Davalı vekili cevap dilekçesinde özetle: Müvekkil bankaca davalının hesabından yapılan kesintilerin usulsüz olmadığını, davalı ile banka arasında mutabakata varılarak imzalanan Genel Kredi Sözleşmesinin 7.1. maddesindeki düzenleme gereği dolayısıyla müvekkil bankanın kullandırdığı kredilerden komisyon tahsil etmesinin hukuka uygun olduğunu, zira, ticari iş niteliğinde olan kredi kullandırımı ile ilgili olarak her iki tarafın da ticaretine dair yaptığı bütün işlemlerinde işletmesi için en karlı seçeneği tespit edecek kadar basiretli davrandığı/davranmış olmasının gerektiğinin tartışmasız olduğunu, bu nedenle davacının, sözleşmenin imzalanması sırasında var olan ve kendisi tarafından kabul edildiği yazılı olarak beyan altına alınan sözleşme maddelerinin kendisine uygulanmasını, sözleşmenin akdinden sonra kabul etmediğinden bahisle dava açması sözleşmeye aykırılık teşkil ettiği gibi hukuka güven ilkesine de tamamen aykırılık oluşturduğunu, bankaların, Türk Ticaret Kanunu ile Bankacılık Kanunu hükümleri çerçevesinde hizmet veren kuruluşlar olup 6102 sayılı Türk Ticaret Kanununun ücret isteme hakkına ilişkin 20.maddesinin; “Tacir olan veya olmayan bir kimseye, ticari işletmesi ile ilgili iş veya hizmet görmüş olan tacir, uygun bir ücret isteyebilir…” hükmü uyarınca, bankaların tacir niteliğini haiz olmaları itibarıyla, tüm bankacılık hizmet ve işlemleri için ücret ve masraf tahakkuk ettirmek suretiyle hizmet vermelerinin yasalara uygun olduğunu, hukuki dayanaktan yoksun davanın reddine karar verilmesini talep etmiştir.

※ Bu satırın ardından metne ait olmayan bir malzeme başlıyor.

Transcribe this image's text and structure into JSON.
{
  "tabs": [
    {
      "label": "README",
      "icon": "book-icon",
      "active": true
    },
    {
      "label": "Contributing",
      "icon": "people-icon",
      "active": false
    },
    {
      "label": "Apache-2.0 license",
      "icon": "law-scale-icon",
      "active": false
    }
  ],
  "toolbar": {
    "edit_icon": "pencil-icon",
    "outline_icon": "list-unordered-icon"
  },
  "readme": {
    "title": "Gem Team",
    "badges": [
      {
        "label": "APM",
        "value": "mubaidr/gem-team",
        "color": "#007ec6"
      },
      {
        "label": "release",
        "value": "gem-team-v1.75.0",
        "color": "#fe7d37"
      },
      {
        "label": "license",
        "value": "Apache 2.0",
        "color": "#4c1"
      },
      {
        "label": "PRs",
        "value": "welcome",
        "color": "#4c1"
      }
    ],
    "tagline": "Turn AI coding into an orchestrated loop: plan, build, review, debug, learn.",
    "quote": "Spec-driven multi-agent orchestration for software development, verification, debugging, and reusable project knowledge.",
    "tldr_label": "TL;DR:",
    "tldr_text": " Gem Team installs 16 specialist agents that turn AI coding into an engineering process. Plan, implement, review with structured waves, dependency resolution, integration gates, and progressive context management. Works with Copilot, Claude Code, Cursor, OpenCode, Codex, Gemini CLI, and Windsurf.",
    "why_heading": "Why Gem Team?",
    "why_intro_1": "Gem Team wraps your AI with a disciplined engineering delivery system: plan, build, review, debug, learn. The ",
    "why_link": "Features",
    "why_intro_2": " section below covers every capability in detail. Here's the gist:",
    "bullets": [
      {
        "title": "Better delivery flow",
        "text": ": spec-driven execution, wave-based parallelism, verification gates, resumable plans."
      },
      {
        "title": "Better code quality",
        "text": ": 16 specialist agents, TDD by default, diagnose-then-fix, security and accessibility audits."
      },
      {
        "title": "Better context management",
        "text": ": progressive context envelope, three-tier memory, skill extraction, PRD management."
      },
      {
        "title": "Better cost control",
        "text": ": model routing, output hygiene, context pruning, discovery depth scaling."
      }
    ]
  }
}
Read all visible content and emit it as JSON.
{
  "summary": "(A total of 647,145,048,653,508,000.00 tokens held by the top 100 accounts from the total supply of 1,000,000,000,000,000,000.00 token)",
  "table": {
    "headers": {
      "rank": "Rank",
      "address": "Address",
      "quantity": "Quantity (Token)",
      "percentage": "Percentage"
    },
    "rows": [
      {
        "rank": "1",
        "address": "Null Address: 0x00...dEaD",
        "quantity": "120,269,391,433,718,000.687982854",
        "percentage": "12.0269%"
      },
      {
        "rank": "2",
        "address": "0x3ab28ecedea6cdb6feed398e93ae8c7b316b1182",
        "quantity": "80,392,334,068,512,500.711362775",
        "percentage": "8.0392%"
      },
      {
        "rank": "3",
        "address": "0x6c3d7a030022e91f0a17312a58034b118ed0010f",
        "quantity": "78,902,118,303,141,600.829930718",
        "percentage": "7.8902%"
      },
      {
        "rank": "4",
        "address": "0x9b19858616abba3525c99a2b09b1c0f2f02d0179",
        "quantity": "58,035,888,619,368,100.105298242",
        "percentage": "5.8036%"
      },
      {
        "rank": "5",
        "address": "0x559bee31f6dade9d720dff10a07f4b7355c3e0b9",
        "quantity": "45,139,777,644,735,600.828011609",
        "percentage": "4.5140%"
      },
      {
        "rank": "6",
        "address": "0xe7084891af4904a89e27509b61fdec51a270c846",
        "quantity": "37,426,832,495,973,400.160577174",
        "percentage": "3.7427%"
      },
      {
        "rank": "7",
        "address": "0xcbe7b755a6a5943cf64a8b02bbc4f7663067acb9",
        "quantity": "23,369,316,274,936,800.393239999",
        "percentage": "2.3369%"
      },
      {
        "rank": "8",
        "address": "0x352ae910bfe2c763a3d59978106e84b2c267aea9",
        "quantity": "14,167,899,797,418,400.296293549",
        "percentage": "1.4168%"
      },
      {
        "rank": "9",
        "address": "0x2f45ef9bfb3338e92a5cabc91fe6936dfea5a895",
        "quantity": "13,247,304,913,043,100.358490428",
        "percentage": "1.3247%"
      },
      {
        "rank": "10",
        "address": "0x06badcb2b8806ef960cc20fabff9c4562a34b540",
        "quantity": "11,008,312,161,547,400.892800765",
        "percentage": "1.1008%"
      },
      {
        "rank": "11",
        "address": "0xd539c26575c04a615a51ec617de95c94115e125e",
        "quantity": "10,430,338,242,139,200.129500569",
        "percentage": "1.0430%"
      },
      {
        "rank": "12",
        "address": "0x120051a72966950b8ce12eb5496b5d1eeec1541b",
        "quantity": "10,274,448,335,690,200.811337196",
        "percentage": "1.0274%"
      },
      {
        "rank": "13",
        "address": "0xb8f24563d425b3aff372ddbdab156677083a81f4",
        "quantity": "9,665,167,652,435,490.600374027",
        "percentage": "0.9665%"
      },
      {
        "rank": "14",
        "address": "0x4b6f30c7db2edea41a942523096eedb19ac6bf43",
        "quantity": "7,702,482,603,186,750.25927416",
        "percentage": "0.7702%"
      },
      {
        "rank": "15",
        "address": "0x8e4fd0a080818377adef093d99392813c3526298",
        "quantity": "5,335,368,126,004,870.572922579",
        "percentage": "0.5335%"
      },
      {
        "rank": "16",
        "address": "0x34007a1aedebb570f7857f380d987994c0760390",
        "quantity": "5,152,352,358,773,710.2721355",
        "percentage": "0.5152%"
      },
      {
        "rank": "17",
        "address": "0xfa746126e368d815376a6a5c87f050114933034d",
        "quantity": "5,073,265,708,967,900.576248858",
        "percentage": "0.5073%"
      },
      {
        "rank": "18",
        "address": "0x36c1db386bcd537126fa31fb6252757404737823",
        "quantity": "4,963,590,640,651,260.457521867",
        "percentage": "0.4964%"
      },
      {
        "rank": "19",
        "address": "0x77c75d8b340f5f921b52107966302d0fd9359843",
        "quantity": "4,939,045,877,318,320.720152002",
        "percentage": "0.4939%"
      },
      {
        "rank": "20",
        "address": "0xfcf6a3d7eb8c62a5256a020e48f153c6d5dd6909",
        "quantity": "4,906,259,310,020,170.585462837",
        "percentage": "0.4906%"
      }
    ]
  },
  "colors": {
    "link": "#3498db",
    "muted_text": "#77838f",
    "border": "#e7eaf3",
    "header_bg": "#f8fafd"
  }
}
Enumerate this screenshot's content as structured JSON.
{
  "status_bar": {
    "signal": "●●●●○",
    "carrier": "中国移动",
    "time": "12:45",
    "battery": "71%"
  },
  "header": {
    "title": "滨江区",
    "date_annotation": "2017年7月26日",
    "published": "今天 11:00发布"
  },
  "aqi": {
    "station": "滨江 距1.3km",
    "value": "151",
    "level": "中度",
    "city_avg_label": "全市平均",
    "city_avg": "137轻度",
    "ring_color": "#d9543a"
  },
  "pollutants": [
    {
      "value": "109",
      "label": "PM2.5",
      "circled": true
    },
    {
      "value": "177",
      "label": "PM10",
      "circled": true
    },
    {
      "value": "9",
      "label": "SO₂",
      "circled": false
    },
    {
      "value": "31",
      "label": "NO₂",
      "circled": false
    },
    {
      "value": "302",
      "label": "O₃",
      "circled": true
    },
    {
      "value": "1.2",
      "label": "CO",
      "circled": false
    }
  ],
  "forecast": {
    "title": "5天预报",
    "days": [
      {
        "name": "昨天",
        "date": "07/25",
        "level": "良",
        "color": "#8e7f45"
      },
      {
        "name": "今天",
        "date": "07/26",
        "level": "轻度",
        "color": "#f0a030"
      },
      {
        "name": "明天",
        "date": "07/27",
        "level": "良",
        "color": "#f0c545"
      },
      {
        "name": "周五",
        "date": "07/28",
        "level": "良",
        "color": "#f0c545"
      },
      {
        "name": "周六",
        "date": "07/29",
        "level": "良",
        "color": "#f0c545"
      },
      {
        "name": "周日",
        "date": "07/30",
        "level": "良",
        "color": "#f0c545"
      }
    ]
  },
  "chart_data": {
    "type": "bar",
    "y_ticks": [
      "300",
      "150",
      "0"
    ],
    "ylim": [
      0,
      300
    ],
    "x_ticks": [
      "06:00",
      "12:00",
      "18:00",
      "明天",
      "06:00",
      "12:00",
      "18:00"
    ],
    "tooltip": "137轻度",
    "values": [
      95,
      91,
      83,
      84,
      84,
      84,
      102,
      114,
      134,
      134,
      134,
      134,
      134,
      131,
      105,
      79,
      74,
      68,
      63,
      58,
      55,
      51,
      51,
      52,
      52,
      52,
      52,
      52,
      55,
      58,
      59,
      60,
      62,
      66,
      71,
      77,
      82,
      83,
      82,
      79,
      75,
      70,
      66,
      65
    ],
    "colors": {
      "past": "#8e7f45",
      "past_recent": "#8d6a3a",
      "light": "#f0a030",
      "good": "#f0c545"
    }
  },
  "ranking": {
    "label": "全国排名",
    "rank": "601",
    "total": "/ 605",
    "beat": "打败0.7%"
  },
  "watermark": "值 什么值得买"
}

Mahkememizce yapılan yargılama sonucu;
“Antalya Genel İcra Dairesi’nin … E sayılı takip dosyası, Antalya …ATM’nin … K sayılı dosyası ve bu dosyadan emsal uygulamaların araştırılması amacıyla değişik bankalara yazılan müzekkere cevapları, taraflar arasında akdedilen … tarihli genel kredi sözleşmesi alınan bilirkişi kök ve ek raporları doğrultusunda; 6098 sayılı Borçlar Kanunun 20.maddesinde düzenlenmiş olan genel işlem koşullarına aykırı olduğu ve haksız şart oluşturduğu bilirkişi raporu ile belirlenen miktar dikkate alınarak davanın kısmen kabulü ile; davalının Antalya Genel İcra Dairesi’ nin … esas sayılı takip dosyasında 8.605,96 TL asıl alacağa yapmış olduğu itirazın iptaline, Hüküm altına alınan alacak (8.605,96 TL) üzerinden hesap edilecek % 20 oranındaki icra inkar tazminatının davalıdan alınarak davacıya verilmesine, Takip tarihinden itibaren asıl alacağa % 13,75 oranını geçmemek üzere değişen oranlarda avans faizi uygulanmasına, dair karar verilmiştir.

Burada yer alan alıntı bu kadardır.